Maximum Mean Discrepancy and Variable Selection for High-Dimensional Data

par Dr Kensuke Mitsuzawa

Europe/Paris
Salle 1 (LJAD)

Salle 1

LJAD

Description

Maximum Mean Discrepancy (MMD) [1] is a versatile metric for quantifying differences between probability distributions, with applications ranging from two-sample testing to generative model optimization. This presentation focuses on the problem of variable selection: identifying the dimensions that contribute most significantly to the dissimilarity between two distributions. Building upon MMD estimator optimization [2], we introduce a regularization term that enables the identification of these influential variables [3]. Our approach enhances the interpretability of distributional comparisons by highlighting the key features driving observed differences. This methodology is demonstrated through empirical evaluations, showcasing its effectiveness in discerning relevant dimensions.

 

[1] Gretton, A., Borgwardt, K. M., Rasch, M. J., Schölkopf, B., & Smola, A. (2012). A kernel two-sample test. The Journal of Machine Learning Research, 13(1), 723-773.

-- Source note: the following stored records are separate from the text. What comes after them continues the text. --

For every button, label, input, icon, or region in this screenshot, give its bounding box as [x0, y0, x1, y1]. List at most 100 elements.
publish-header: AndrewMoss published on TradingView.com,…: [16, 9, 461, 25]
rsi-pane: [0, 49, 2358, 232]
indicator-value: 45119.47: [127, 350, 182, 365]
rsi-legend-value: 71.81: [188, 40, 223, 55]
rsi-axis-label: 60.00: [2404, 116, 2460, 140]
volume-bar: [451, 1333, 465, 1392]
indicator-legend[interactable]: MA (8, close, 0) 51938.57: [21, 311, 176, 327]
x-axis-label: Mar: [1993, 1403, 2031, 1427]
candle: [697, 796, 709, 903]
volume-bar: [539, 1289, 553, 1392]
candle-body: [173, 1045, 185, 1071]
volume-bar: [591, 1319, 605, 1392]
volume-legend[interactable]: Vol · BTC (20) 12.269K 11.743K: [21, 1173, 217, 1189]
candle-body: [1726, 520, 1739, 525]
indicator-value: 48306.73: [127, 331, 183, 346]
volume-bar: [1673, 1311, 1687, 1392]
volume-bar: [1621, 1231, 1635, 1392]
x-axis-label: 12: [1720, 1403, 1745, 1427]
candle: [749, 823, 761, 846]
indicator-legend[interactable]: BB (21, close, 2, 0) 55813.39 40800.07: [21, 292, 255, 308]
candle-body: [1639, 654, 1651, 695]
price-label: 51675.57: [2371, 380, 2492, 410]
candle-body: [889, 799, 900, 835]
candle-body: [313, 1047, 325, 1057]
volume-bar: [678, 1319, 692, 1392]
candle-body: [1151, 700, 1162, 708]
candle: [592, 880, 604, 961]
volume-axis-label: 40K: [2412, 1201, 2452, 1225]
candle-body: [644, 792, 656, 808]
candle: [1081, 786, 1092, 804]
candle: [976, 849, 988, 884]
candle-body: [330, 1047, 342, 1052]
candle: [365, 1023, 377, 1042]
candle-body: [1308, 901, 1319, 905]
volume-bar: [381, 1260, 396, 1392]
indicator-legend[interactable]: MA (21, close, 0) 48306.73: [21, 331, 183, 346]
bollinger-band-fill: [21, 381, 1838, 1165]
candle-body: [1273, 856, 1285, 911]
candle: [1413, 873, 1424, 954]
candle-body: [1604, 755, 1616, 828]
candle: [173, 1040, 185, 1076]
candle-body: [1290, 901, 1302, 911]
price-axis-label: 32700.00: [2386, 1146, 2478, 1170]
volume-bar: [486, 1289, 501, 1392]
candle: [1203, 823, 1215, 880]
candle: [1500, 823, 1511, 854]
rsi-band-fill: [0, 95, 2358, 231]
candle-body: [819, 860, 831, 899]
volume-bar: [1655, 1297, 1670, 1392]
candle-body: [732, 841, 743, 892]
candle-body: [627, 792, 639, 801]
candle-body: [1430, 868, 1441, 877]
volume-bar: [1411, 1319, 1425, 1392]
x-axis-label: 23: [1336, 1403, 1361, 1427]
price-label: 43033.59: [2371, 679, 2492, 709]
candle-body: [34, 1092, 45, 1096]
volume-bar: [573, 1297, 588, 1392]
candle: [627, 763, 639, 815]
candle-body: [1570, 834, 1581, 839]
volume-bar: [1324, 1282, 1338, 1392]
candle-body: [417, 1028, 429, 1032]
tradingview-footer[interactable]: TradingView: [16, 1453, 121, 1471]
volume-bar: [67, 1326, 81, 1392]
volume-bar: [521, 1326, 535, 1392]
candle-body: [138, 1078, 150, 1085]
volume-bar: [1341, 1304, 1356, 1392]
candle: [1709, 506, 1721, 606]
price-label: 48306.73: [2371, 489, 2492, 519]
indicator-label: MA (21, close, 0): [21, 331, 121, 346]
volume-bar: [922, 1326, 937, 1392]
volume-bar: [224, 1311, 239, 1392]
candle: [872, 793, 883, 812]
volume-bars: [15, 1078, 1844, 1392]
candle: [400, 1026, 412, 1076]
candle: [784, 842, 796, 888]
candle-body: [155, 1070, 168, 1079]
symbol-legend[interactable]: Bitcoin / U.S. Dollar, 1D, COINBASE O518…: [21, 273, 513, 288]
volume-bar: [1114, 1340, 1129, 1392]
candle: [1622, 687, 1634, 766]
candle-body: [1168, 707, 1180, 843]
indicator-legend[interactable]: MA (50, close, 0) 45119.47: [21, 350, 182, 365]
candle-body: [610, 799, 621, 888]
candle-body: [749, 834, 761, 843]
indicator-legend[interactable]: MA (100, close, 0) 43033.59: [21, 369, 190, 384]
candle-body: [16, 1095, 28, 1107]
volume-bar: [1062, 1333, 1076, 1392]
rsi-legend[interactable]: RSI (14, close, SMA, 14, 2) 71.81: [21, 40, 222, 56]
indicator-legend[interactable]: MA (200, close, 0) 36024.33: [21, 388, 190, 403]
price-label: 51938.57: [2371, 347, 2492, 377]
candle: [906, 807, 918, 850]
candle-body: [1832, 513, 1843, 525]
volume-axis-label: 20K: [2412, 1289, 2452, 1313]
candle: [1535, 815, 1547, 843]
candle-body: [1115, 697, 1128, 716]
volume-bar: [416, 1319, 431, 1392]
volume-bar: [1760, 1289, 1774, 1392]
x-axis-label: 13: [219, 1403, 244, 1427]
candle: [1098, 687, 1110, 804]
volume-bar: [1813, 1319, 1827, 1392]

[2] Sutherland, D. J., Tung, H. Y., Strathmann, H., De, S., Ramdas, A., Smola, A., & Gretton, A. (2016). Generative models and model criticism via optimized maximum mean discrepancy. arXiv preprint arXiv:1611.04488.

[3] Mitsuzawa, K., Kanagawa, M., Bortoli, S., Grossi, M., & Papotti, P. (2023). Variable selection in maximum mean discrepancy for interpretable distribution comparison. arXiv preprint arXiv:2311.01537.